Two examples which suggest that the former are more important than the latter. The first is the “poverty of stimulus” argument in linguistics: that children simply don’t hear enough words to infer language from first principles. This suggests that ingrained grammatical instincts are doing most of the work in narrowing down what the sentences they hear mean. Even if we knew that the kids were doing backpropagation whenever they heard new sentences, that doesn’t tell us much about how that grammatical knowledge works, because you can do backpropagation on lots of different things. (You know more psycholinguistics than I do, though, so let me know if I’m misrepresenting anything).

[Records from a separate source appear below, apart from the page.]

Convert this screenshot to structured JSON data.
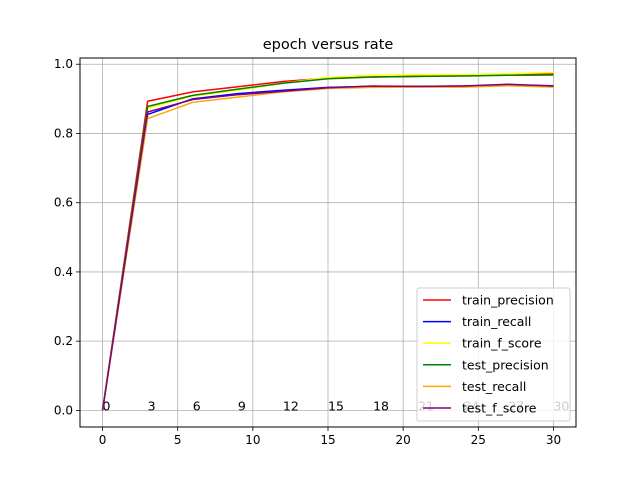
{
  "chart_data": {
    "type": "line",
    "title": "epoch versus rate",
    "xlabel": "",
    "ylabel": "",
    "xlim": [
      -1.5,
      31.5
    ],
    "ylim": [
      -0.048,
      1.018
    ],
    "xticks": [
      0,
      5,
      10,
      15,
      20,
      25,
      30
    ],
    "yticks": [
      0.0,
      0.2,
      0.4,
      0.6,
      0.8,
      1.0
    ],
    "xtick_labels": [
      "0",
      "5",
      "10",
      "15",
      "20",
      "25",
      "30"
    ],
    "ytick_labels": [
      "0.0",
      "0.2",
      "0.4",
      "0.6",
      "0.8",
      "1.0"
    ],
    "grid": true,
    "legend_position": "bottom-right",
    "x": [
      0,
      3,
      6,
      9,
      12,
      15,
      18,
      21,
      24,
      27,
      30
    ],
    "series": [
      {
        "name": "train_precision",
        "color": "#ff0000",
        "values": [
          0.0,
          0.893,
          0.92,
          0.935,
          0.95,
          0.96,
          0.963,
          0.965,
          0.967,
          0.97,
          0.972
        ]
      },
      {
        "name": "train_recall",
        "color": "#0000ff",
        "values": [
          0.0,
          0.855,
          0.9,
          0.915,
          0.925,
          0.933,
          0.936,
          0.936,
          0.937,
          0.94,
          0.938
        ]
      },
      {
        "name": "train_f_score",
        "color": "#ffff00",
        "values": [
          0.0,
          0.873,
          0.908,
          0.925,
          0.945,
          0.962,
          0.968,
          0.97,
          0.97,
          0.972,
          0.976
        ]
      },
      {
        "name": "test_precision",
        "color": "#008000",
        "values": [
          0.0,
          0.878,
          0.91,
          0.928,
          0.945,
          0.958,
          0.963,
          0.965,
          0.966,
          0.968,
          0.969
        ]
      },
      {
        "name": "test_recall",
        "color": "#ffa500",
        "values": [
          0.0,
          0.843,
          0.89,
          0.905,
          0.92,
          0.93,
          0.933,
          0.934,
          0.934,
          0.938,
          0.934
        ]
      },
      {
        "name": "test_f_score",
        "color": "#800080",
        "values": [
          0.0,
          0.862,
          0.898,
          0.912,
          0.922,
          0.932,
          0.937,
          0.936,
          0.937,
          0.942,
          0.937
        ]
      }
    ],
    "annotations": [
      {
        "x": 0,
        "y": 0.0,
        "text": "0"
      },
      {
        "x": 3,
        "y": 0.0,
        "text": "3"
      },
      {
        "x": 6,
        "y": 0.0,
        "text": "6"
      },
      {
        "x": 9,
        "y": 0.0,
        "text": "9"
      },
      {
        "x": 12,
        "y": 0.0,
        "text": "12"
      },
      {
        "x": 15,
        "y": 0.0,
        "text": "15"
      },
      {
        "x": 18,
        "y": 0.0,
        "text": "18"
      },
      {
        "x": 21,
        "y": 0.0,
        "text": "21"
      },
      {
        "x": 24,
        "y": 0.0,
        "text": "24"
      },
      {
        "x": 27,
        "y": 0.0,
        "text": "27"
      },
      {
        "x": 30,
        "y": 0.0,
        "text": "30"
      }
    ]
  }
}
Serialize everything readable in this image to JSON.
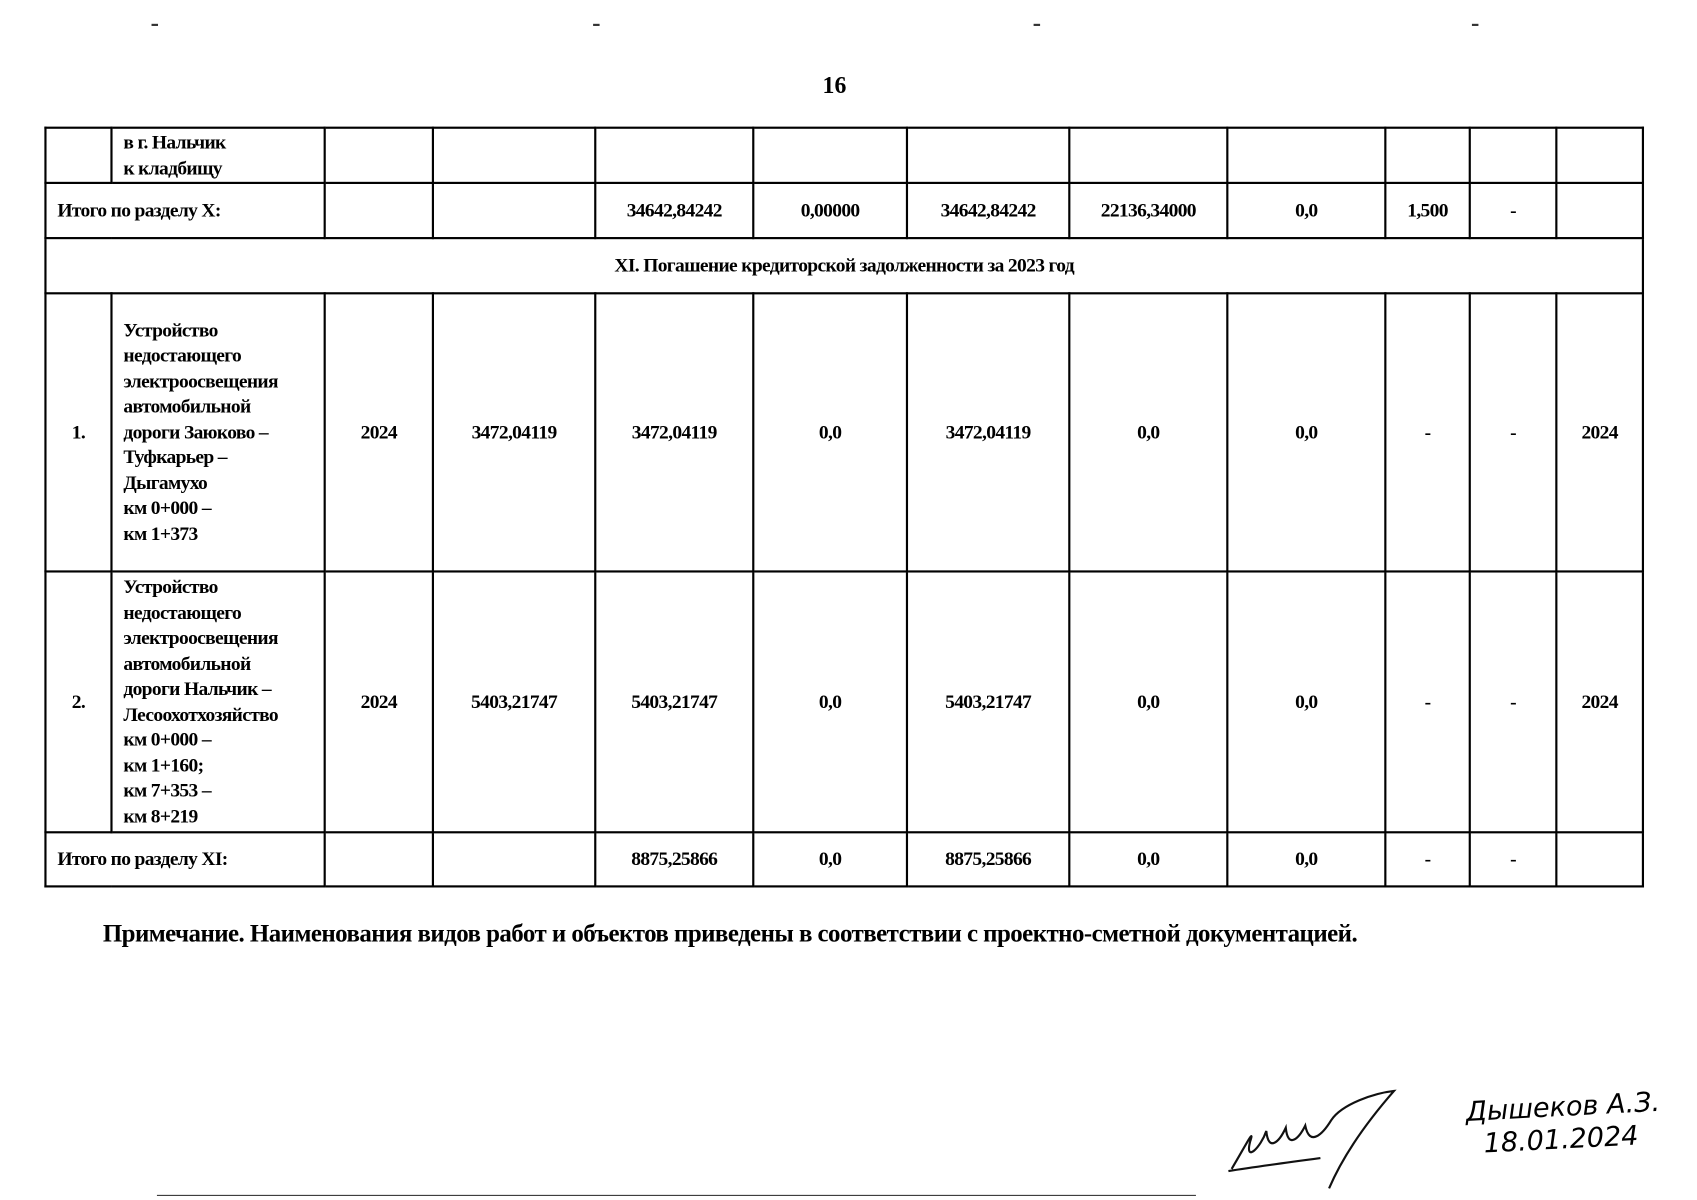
{
  "page_number": "16",
  "table": {
    "rows": [
      {
        "type": "item",
        "cells": [
          "",
          "в г. Нальчик\nк кладбищу",
          "",
          "",
          "",
          "",
          "",
          "",
          "",
          "",
          "",
          ""
        ]
      },
      {
        "type": "total",
        "label": "Итого по разделу X:",
        "cells": [
          "",
          "",
          "34642,84242",
          "0,00000",
          "34642,84242",
          "22136,34000",
          "0,0",
          "1,500",
          "-",
          ""
        ]
      },
      {
        "type": "section",
        "label": "XI. Погашение кредиторской задолженности за 2023 год"
      },
      {
        "type": "item",
        "cells": [
          "1.",
          "Устройство\nнедостающего\nэлектроосвещения\nавтомобильной\nдороги Заюково –\nТуфкарьер –\nДыгамухо\nкм 0+000 –\nкм 1+373",
          "2024",
          "3472,04119",
          "3472,04119",
          "0,0",
          "3472,04119",
          "0,0",
          "0,0",
          "-",
          "-",
          "2024"
        ]
      },
      {
        "type": "item",
        "cells": [
          "2.",
          "Устройство\nнедостающего\nэлектроосвещения\nавтомобильной\nдороги Нальчик –\nЛесоохотхозяйство\nкм 0+000 –\nкм 1+160;\nкм 7+353 –\nкм 8+219",
          "2024",
          "5403,21747",
          "5403,21747",
          "0,0",
          "5403,21747",
          "0,0",
          "0,0",
          "-",
          "-",
          "2024"
        ]
      },
      {
        "type": "total",
        "label": "Итого по разделу XI:",
        "cells": [
          "",
          "",
          "8875,25866",
          "0,0",
          "8875,25866",
          "0,0",
          "0,0",
          "-",
          "-",
          ""
        ]
      }
    ]
  },
  "note": "Примечание. Наименования видов работ и объектов приведены в соответствии с проектно-сметной документацией.",
  "signature": {
    "name": "Дышеков А.З.",
    "date": "18.01.2024"
  }
}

Second example: Hinton argues in this talk that CNNs don’t create representations of three-dimensional objects from two-dimensional pictures in the same way as the human brain does; that’s why he invented capsule networks, which (he claims) do use such representations. Both capsules and CNNs use backpropagation, but the architecture of capsules is meant to be an extra “secret sauce”. Seeing whether they end up working well on vision tasks will be quite interesting, because vision is better-understood and easier than abstract thought (for example, it’s very easy to theoretically specify how to translate between any two visual perspectives, it’s just a matrix multiplication).
Lastly, as a previous commentator pointed out, it’s not backpropagation but rather gradient descent which seems like the important factor. More specifically, recent research suggests that Stochastic Gradient Descent leads to particularly good outcomes, for interesting theoretical reasons (see Zhang 2017 and this blog post by Huzcar). Since the brain does online learning, if it’s doing gradient descent then it’s doing a variant of SGD. I discuss why SGD works well in more detail in the first section of this blog post.